Another excerpt from this draft of The Undressing of America. A section break follows the previous part, in which Tony Comstock shoots the mad dog and busts up the saloon, and then...
When his brother died at Gettysburg, Tony’s extended family expected him to enlist to take his place—that’s what good New Englanders did—but for seven months Tony ignored the call. His brother’s death seems not to have affected him terribly; lifelong Tony would bond strongly with women, especially women like his mother and sisters, whom he could protect or depended on him, but he built no strong ties with other men. He also showed little interest in the war itself, or in any political or moral issues beyond his local battles. He finally went off to war in the spring of 1864, with the Confederacy already in retreat.
Like any Congregationalist, the young Comstock saw slavery as an evil, but the battle for abolition seems to have been too abstract for him to care much about it. In the diary he kept during his year of service, he never mentioned the larger issues of the war and tripped lightly over the tiny bit of action he saw, instead writing mainly of his relentless efforts to organize prayer meetings and urge his fellow soldiers to attend. He was frequently “twitted” for lecturing his fellows on the evils of alcohol and nicotine, and once rather violently hazed, but he never stopped. Usually he enjoyed arguing and took a special satisfaction in calmly standing his ground when vastly outnumbered. He railed against his own weakness when he fell into wrath or self pity over the twits and insults of these men who knew not what they did.
When the war ended, Tony returned to Connecticut, but there was little there now to hold him. His sisters were growing up, he was not close to his extended family, and he had no real friendships. His closest bond had always been with his mother Polly, the one person he believed had loved him truly and completely. When the judgment of New Canaan had descended on the family for his father’s inconstancy, it was Polly who had protected him. He often said that her memory was his most constant companion, and that when he fought to defend the innocent he wanted to give them the protection his mother had given him. But having let other relatives take over the family farm during the war, his last physical connection to her had been severed. A year after the war, jobless and nearly penniless, he asked a family friend for help.
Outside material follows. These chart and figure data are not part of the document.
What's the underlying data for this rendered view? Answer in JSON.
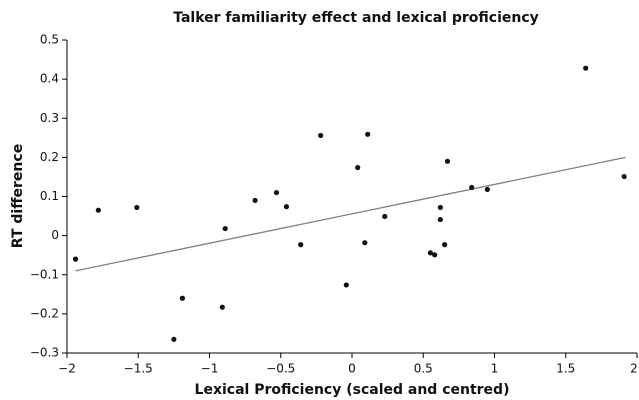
{
  "chart_data": {
    "type": "scatter",
    "title": "Talker familiarity effect and lexical proficiency",
    "xlabel": "Lexical Proficiency (scaled and centred)",
    "ylabel": "RT difference",
    "color": "#111111",
    "x": [
      -1.94,
      -1.78,
      -1.51,
      -1.25,
      -1.19,
      -0.91,
      -0.89,
      -0.68,
      -0.53,
      -0.46,
      -0.36,
      -0.22,
      -0.04,
      0.04,
      0.09,
      0.11,
      0.23,
      0.55,
      0.58,
      0.62,
      0.62,
      0.65,
      0.67,
      0.84,
      0.95,
      1.64,
      1.91
    ],
    "values": [
      -0.06,
      0.065,
      0.072,
      -0.265,
      -0.16,
      -0.183,
      0.018,
      0.09,
      0.11,
      0.074,
      -0.023,
      0.256,
      -0.126,
      0.174,
      -0.018,
      0.259,
      0.049,
      -0.044,
      -0.049,
      0.072,
      0.041,
      -0.023,
      0.19,
      0.123,
      0.118,
      0.428,
      0.151
    ],
    "trend_line": {
      "x": [
        -1.94,
        1.92
      ],
      "y": [
        -0.09,
        0.2
      ],
      "color": "#808080"
    },
    "xlim": [
      -2,
      2
    ],
    "ylim": [
      -0.3,
      0.5
    ],
    "xticks": [
      {
        "value": -2,
        "label": "−2"
      },
      {
        "value": -1.5,
        "label": "−1.5"
      },
      {
        "value": -1,
        "label": "−1"
      },
      {
        "value": -0.5,
        "label": "−0.5"
      },
      0,
      0.5,
      1,
      1.5,
      2
    ],
    "yticks": [
      {
        "value": -0.3,
        "label": "−0.3"
      },
      {
        "value": -0.2,
        "label": "−0.2"
      },
      {
        "value": -0.1,
        "label": "−0.1"
      },
      0,
      0.1,
      0.2,
      0.3,
      0.4,
      0.5
    ]
  }
}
No young man with Tony’s energy should stay in Connecticut, the man said. In the wake of the war, too many men were competing for too few jobs. But a great boom was coming. Huge industries had been springing up before the war, and now they would be making up for lost time. The West about to be opened: the two ends of the transcontinental railroad had stretched to within a few hundred miles of one another. Any young with ambition should be heading for the center of the nation’s business and finance: New York City. The man even offered to give Tony money to stake him. He could only afford five dollars, but that was more than Tony had. And so, in the summer of 1866, the twenty-two year old Tony Comstock arrived in America’s biggest city with three dollars and forty cents in his pocket.
Very quickly, he discovered that other young men had left Connecticut for New York, and countless others had left every other state in the union. There were jobs, but there were men lined up for every one. After days of dogged searching he secured a place as a shipping clerk at a dry goods company. Unable to afford to live in New York itself, he had to take a cheap room in the neighboring city of Brooklyn and commute by ferry.
Nothing in Comstock’s life had prepared him for New York City.